Alors que la campagne pour l’élection présidentielle, prévue le 12 avril 2025, a débuté le 29 mars, les candidats ont entamé leurs tournées à travers le pays. En allant au contact des populations, certains candidats n’hésitent pas à mettre en avant leur appartenance communautaire, ethnique ou régionale comme argument de campagne. Ce vote identitaire, récurrent lors de chaque scrutin, constitue un enjeu tant pour les électeurs que pour les candidats.
Riche de plus d’une cinquantaine de groupes ethniques répartis dans ses 9 provinces, le Gabon possède une diversité culturelle et ethnique qui, lors des échéances électorales, pèse souvent de manière significative sur le choix des candidats et la mobilisation des électeurs.

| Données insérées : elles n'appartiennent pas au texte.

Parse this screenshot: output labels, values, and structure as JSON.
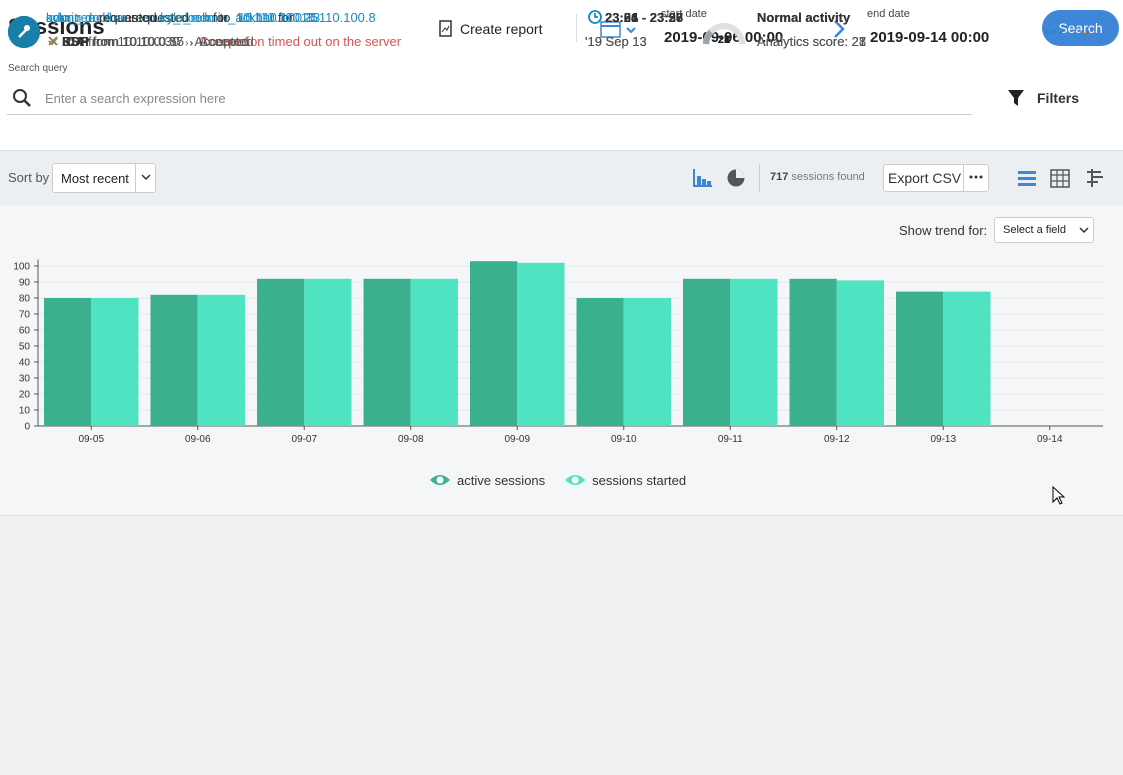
{
  "header": {
    "title": "Sessions",
    "create_report": "Create report",
    "start_label": "start date",
    "start_value": "2019-09-06 00:00",
    "end_label": "end date",
    "end_value": "2019-09-14 00:00",
    "search_button": "Search"
  },
  "search": {
    "label": "Search query",
    "placeholder": "Enter a search expression here",
    "filters": "Filters"
  },
  "toolbar": {
    "sort_label": "Sort by",
    "sort_value": "Most recent",
    "count": "717",
    "count_suffix": "sessions found",
    "export": "Export CSV"
  },
  "trend": {
    "label": "Show trend for:",
    "select": "Select a field"
  },
  "chart": {
    "type": "bar",
    "categories": [
      "09-05",
      "09-06",
      "09-07",
      "09-08",
      "09-09",
      "09-10",
      "09-11",
      "09-12",
      "09-13",
      "09-14"
    ],
    "series": [
      {
        "name": "active sessions",
        "color": "#3bb08f",
        "values": [
          80,
          82,
          92,
          92,
          103,
          80,
          92,
          92,
          84,
          null
        ]
      },
      {
        "name": "sessions started",
        "color": "#50e3c2",
        "values": [
          80,
          82,
          92,
          92,
          102,
          80,
          92,
          91,
          84,
          null
        ]
      }
    ],
    "ylim": [
      0,
      104
    ],
    "yticks": [
      0,
      10,
      20,
      30,
      40,
      50,
      60,
      70,
      80,
      90,
      100
    ],
    "grid": true
  },
  "sessions": [
    {
      "user": "count_dooku",
      "relation": "as",
      "target": "count_dooku",
      "preposition": "to",
      "host": "10.110.100.33",
      "result_ok": false,
      "protocol": "SSH",
      "source": "from 10.10.0.37",
      "result": "Connection timed out on the server",
      "time": "23:56 - 23:56",
      "date": "'19 Sep 13",
      "score": "21",
      "activity": "Normal activity",
      "analytics": "Analytics score: 21"
    },
    {
      "user": "admin_ackbar",
      "relation": "requested",
      "target": "admin_ackbar",
      "preposition": "for",
      "host": "10.110.100.8",
      "result_ok": true,
      "protocol": "ICA",
      "source": "from 10.10.0.30",
      "result": "Accepted",
      "time": "23:04 - 23:28",
      "date": "'19 Sep 13",
      "score": "27",
      "activity": "Normal activity",
      "analytics": "Analytics score: 27"
    },
    {
      "user": "kylo_ren",
      "relation": "requested",
      "target": "kylo_ren",
      "preposition": "for",
      "host": "10.110.100.25",
      "result_ok": true,
      "protocol": "RDP",
      "source": "from 10.10.0.55",
      "result": "Accepted",
      "time": "23:21 - 23:27",
      "date": "'19 Sep 13",
      "score": "28",
      "activity": "Normal activity",
      "analytics": "Analytics score: 28"
    }
  ]
}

Depuis l’avènement du multipartisme et la création de nombreuses formations politiques, l’environnement sociopolitique gabonais s’est souvent structuré autour d’un fort ancrage territorial et ethnique des élus. Ainsi, outre le fait qu’un député, par exemple, représente une localité où il est né ou a grandi, son appartenance ethnique constitue très souvent un atout majeur pour mobiliser l’électorat.
Le vote est la manifestation d’une opinion, d’une volonté ou d’un choix lors d’une consultation électorale. Il permet à un individu ou à un groupe d’exprimer un choix en faveur d’une idéologie ou d’un candidat. Toutefois, au Gabon, les motivations du vote sont diverses, et l’appartenance ethnique en est une composante notable.
Le politologue Wilfrid-Davy Bamba-Mbomah explique : « Généralement, les personnes appartenant à l’ethnie d’un candidat auront tendance à voter pour lui, espérant recevoir plus de largesses de sa part. On observe [chez les acteurs politiques] une forme d’instrumentalisation ethnique en vue de conserver une fonction, un poste, ou de le conquérir ».
Le vote identitaire ou régionaliste peut donc être un avantage considérable pour les acteurs politiques eux-mêmes, car il constitue un atout en termes de mobilisation. « Du point de vue des avantages, nous avons des acteurs politiques qui instrumentalisent leurs ethnies, en les considérant comme une ressource politique efficace », ajoute le politologue.
Alors que les autorités de la transition n’ont cessé de prôner un retour à l’unité nationale et aux valeurs démocratiques, le repli identitaire observé en période électorale peut-il être considéré comme une menace pour la cohésion nationale et la démocratie ?
« Concernant le vivre-ensemble et la démocratie, il faut analyser [ce phénomène], selon moi, sur le long terme. Ce n’est pas forcément un effet pervers, car même dans les plus grandes démocraties, les considérations régionales et identitaires existent. Dans le cas du Gabon, on observe surtout cela en période électorale, d’autant plus que cette réalité participe, d’une certaine manière, à un équilibre géopolitique nécessaire à la préservation de l’unité nationale », indique Wilfrid-Davy Bamba-Mbomah.
Pour consolider le principe d’État-nation, les individualismes, le repli identitaire et le vote régionaliste toutes ces pratiques tendant à polariser la population doivent s’estomper. Un peuple fort est un peuple qui regarde dans la même direction, au-delà des distinctions tribales ou ethniques. Ce n’est qu’ainsi que le Gabon demeurera une et indivisible.